Museumsdirektor Peter Noever versichert, dass die Persönlichkeitsrechte
gewahrt blieben, er sei ja kein Selbstmörder.
In der Mitte des
Sturms aber sitzt Otto Mühl und wirkt abgeklärt, was seine Vergangenheit
als Kommune-Guru anbelangt:
Ich habe -
notwendigerweise - viele Fehler gemacht. Ich war mehr Marxist - das war
falsch, absolutes Gemeinschaftseigentum ist Unsinn, das nimmt dem
Einzelnen die Freiheit. Eine Organisation von oben engt auch das
Individuum ein.
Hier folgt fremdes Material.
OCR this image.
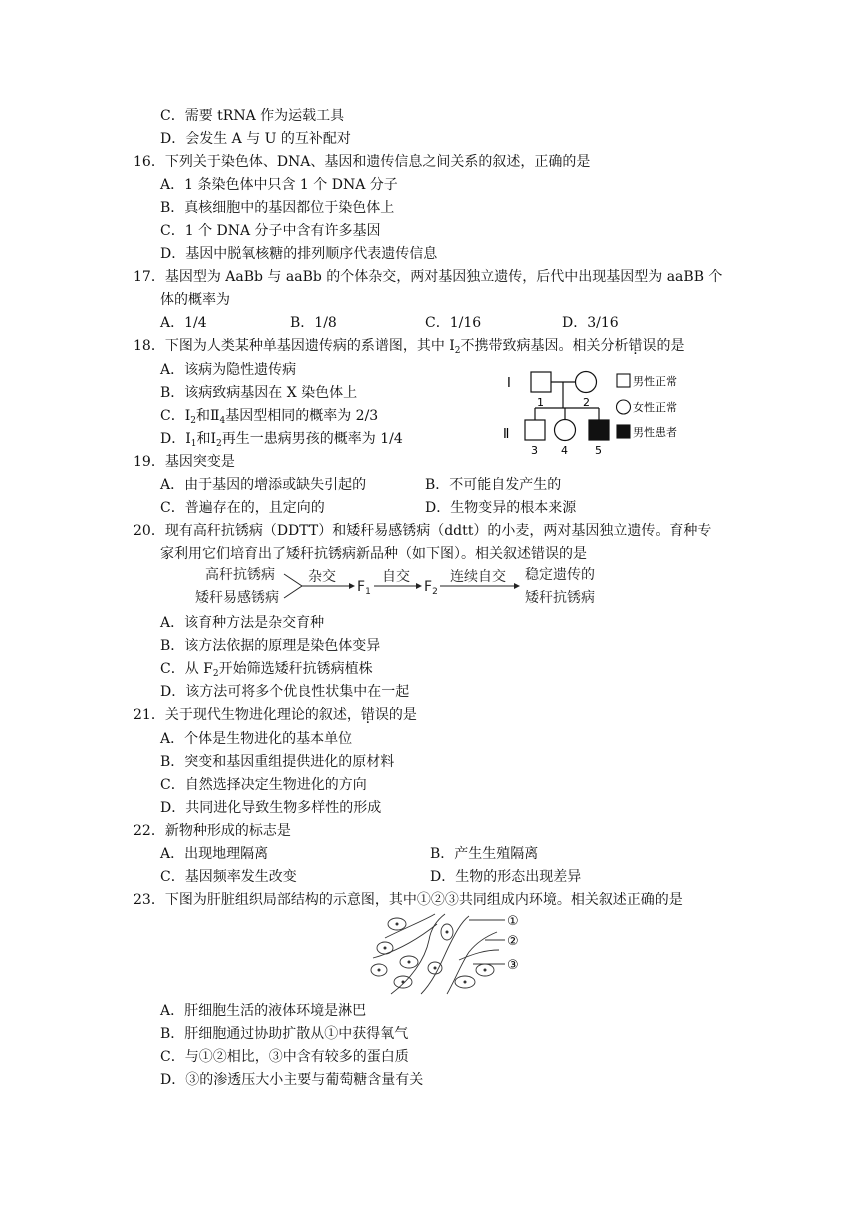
C．需要 tRNA 作为运载工具
D．会发生 A 与 U 的互补配对
16．下列关于染色体、DNA、基因和遗传信息之间关系的叙述，正确的是
A．1 条染色体中只含 1 个 DNA 分子
B．真核细胞中的基因都位于染色体上
C．1 个 DNA 分子中含有许多基因
D．基因中脱氧核糖的排列顺序代表遗传信息
17．基因型为 AaBb 与 aaBb 的个体杂交，两对基因独立遗传，后代中出现基因型为 aaBB 个
体的概率为
A．1/4	B．1/8	C．1/16	D．3/16
18．下图为人类某种单基因遗传病的系谱图，其中 $Ⅰ_2$不携带致病基因。相关分析错误的是
A．该病为隐性遗传病
B．该病致病基因在 X 染色体上
C．$Ⅰ_2$和$Ⅱ_4$基因型相同的概率为 2/3
D．$Ⅰ_1$和$Ⅰ_2$再生一患病男孩的概率为 1/4
Ⅰ
Ⅱ
1	2
3 4 5
男性正常
女性正常
男性患者
19．基因突变是
A．由于基因的增添或缺失引起的	B．不可能自发产生的
C．普遍存在的，且定向的	D．生物变异的根本来源
20．现有高秆抗锈病（DDTT）和矮秆易感锈病（ddtt）的小麦，两对基因独立遗传。育种专
家利用它们培育出了矮秆抗锈病新品种（如下图）。相关叙述错误的是
高秆抗锈病
矮秆易感锈病
杂交
$F_1$
自交
$F_2$
连续自交 稳定遗传的
矮秆抗锈病
A．该育种方法是杂交育种
B．该方法依据的原理是染色体变异
C．从 $F_2$开始筛选矮秆抗锈病植株
D．该方法可将多个优良性状集中在一起
21．关于现代生物进化理论的叙述，错误的是
A．个体是生物进化的基本单位
B．突变和基因重组提供进化的原材料
C．自然选择决定生物进化的方向
D．共同进化导致生物多样性的形成
22．新物种形成的标志是
A．出现地理隔离	B．产生生殖隔离
C．基因频率发生改变	D．生物的形态出现差异
23．下图为肝脏组织局部结构的示意图，其中①②③共同组成内环境。相关叙述正确的是
①
②
③
A．肝细胞生活的液体环境是淋巴
B．肝细胞通过协助扩散从①中获得氧气
C．与①②相比，③中含有较多的蛋白质
D．③的渗透压大小主要与葡萄糖含量有关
Das waren schwere Fehler, und es war auch richtig, dass
das zugrunde gegangen ist.
Was seine Kunst anbelangt, ist
er wieder, oder noch immer, voll aktiv: Nach den Jahren im Gefängnis, in
denen er viel gemalt hat, hat er sich nun den Medien Video,
Digitalfotografie und Computer zugewandt und dabei seine aktionistischen
Ansprüche aufgehoben:
Ich kann alles machen -
ich kann auf Video malen, Electric painting, ich habe die totale Freiheit,
kann alles unter einen Hut bringen, wieder ein Aktionismus in der Malerei.
Auch diese Videos werden im MAK bis 30. Mai zu sehen sein.
Was aber sagt Otto Mühl, wenn er darauf angesprochen wird, was gut war in
seinem Leben und wie es anders hätte sein können?
So geht's ja im Leben meistens. Man glaubt, es ist alles
richtig, und ist ein totaler Psychopath und weiß es nicht. Vielleicht bin
ich's auch. Das ist alles möglich. Vielleicht stellt sich noch heraus,
dass ich total wahnsinnig bin (lacht), und die Leute halten mich noch für
normal.
Und seine Vorstellung vom Glück ist für Mühl, der
mit rund zwei Dutzend Kommunarden zwischen fünf und 50 an der Algarve
wohnt, relativ konstant geblieben:
In einer
Gruppe zu leben mit mehreren Frauen. Und Männern. (Lachen).